How do lateral-flow immunoassays work for body-fluid identification?
Lateral-flow devices use a nitrocellulose membrane strip with two labelled antibody zones. A sample extract is added to a sample pad; capillary action draws it past a conjugate pad containing antibody-labelled coloured particles. If the target antigen is present, it binds the conjugate, and the complex is captured at the test line, producing a visible band. A control line confirms the flow worked.
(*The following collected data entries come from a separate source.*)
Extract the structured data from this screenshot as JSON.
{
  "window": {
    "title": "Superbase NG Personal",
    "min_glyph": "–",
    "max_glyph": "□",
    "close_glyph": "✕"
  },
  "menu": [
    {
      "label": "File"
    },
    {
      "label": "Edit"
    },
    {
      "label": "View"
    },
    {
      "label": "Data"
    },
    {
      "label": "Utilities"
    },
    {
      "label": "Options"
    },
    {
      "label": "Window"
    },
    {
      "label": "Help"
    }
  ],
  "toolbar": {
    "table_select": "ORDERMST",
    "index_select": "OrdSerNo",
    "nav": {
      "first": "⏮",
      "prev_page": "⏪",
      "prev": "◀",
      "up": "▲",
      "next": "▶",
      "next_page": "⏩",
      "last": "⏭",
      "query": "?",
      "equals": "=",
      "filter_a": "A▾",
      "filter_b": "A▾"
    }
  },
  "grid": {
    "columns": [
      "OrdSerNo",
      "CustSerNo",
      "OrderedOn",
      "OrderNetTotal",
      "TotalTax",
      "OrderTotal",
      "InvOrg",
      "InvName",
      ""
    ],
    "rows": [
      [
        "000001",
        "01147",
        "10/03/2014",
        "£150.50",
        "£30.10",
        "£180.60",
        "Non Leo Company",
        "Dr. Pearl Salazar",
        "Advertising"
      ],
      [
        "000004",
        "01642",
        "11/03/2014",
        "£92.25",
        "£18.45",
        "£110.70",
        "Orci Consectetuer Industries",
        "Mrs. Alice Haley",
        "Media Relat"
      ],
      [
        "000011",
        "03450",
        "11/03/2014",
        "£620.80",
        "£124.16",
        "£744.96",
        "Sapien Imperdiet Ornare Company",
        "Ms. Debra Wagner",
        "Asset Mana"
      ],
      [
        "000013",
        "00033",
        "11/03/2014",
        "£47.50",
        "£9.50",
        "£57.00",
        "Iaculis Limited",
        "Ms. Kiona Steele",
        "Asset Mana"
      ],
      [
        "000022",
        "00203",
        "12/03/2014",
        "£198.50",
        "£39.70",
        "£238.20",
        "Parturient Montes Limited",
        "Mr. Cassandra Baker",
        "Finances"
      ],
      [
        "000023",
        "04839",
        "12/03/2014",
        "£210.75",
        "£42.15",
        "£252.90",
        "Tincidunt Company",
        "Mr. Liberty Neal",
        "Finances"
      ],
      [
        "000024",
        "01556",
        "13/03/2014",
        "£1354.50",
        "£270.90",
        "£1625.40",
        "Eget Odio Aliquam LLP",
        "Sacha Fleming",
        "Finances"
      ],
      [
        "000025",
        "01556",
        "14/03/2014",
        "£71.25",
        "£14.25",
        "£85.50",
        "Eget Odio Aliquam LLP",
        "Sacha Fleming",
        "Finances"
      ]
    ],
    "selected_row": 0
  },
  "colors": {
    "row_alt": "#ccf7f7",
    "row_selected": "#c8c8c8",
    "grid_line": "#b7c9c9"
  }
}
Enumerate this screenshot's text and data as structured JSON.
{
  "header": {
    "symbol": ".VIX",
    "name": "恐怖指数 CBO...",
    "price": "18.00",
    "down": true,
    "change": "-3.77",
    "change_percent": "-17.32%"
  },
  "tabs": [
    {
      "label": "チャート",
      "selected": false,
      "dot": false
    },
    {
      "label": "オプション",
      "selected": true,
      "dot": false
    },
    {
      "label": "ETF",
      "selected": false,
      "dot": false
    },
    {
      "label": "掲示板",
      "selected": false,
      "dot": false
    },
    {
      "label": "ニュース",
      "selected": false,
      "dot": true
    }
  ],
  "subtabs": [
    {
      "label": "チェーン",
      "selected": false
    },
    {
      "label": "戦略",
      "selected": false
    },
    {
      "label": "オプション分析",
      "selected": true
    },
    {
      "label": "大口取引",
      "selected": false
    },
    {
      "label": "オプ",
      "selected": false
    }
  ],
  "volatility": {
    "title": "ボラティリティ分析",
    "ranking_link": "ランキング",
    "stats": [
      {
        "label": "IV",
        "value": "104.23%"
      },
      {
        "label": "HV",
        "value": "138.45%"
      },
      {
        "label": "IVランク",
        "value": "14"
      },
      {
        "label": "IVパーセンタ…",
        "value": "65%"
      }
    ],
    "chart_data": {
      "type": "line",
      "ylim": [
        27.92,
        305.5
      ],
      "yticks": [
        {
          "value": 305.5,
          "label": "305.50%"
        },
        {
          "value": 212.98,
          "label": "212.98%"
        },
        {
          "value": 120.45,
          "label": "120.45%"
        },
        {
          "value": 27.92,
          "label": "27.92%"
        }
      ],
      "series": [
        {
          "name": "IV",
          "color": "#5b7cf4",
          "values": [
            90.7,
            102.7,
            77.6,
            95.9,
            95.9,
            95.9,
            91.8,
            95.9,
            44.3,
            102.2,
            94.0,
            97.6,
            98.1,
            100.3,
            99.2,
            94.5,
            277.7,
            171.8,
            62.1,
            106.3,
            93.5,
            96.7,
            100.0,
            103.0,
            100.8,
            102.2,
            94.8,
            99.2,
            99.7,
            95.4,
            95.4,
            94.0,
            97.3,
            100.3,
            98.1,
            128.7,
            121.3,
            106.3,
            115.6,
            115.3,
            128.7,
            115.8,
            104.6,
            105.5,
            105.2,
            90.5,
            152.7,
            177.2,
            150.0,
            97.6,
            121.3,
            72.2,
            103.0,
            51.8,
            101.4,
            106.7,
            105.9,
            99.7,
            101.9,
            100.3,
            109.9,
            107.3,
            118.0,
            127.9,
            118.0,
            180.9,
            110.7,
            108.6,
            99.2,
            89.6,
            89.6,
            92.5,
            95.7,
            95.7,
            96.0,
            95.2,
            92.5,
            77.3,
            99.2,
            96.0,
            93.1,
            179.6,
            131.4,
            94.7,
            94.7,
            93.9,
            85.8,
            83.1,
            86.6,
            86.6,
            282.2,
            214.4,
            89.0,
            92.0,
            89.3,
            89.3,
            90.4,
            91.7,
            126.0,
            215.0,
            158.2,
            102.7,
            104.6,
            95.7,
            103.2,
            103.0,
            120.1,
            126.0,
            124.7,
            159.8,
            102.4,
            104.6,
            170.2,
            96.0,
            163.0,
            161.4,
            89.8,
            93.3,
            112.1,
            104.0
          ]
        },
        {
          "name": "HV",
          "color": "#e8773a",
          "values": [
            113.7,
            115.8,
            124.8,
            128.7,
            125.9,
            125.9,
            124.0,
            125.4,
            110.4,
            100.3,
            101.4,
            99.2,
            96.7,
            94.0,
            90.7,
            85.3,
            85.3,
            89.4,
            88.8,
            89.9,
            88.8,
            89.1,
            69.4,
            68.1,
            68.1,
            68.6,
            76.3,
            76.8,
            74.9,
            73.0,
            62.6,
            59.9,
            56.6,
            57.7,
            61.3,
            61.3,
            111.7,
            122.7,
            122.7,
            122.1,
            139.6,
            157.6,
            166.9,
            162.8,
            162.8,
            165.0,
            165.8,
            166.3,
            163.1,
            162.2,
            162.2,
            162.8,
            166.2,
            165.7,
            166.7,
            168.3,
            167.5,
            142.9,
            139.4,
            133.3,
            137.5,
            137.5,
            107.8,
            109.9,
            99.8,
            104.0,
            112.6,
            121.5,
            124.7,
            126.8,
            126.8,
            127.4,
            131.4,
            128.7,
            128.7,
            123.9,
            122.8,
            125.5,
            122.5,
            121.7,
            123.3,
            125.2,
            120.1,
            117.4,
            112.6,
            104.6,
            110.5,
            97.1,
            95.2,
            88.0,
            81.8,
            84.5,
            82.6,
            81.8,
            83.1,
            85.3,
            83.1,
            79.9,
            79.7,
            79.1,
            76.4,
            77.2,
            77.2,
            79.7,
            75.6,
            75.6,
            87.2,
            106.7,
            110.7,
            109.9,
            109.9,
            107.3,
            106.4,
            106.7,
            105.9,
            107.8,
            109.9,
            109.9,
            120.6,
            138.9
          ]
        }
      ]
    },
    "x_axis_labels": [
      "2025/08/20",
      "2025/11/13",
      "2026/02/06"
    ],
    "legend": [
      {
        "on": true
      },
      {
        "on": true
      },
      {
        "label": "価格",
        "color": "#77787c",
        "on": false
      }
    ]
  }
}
Results are read visually in 5 to 15 minutes with no specialist equipment needed.
What markers are used to identify menstrual blood and how do they differ from peripheral blood markers?
Menstrual blood contains cellular and protein components not found in peripheral blood. The most forensically evaluated markers are matrix metalloproteinase-10 (MMP-10) and fibronectin. Peripheral blood is identified via hemoglobin-based assays or haematin crystal tests, whereas MMP-10 lateral-flow assays are positive for menstrual blood but negative for peripheral blood, allowing discrimination between the two.
What is the main limitation of current immunological body-fluid identification assays?
Most commercially available lateral-flow kits were designed for clinical or veterinary applications and validated to detect the presence of a substance rather than for forensic DNA-sample contexts. Cross-reactivity with other body fluids, degradation of protein markers in aged or environmentally exposed stains, and the lack of large-scale forensic validation studies are the principal limitations. A positive assay result confirms the probable presence of a fluid but does not exclude mixture or contamination.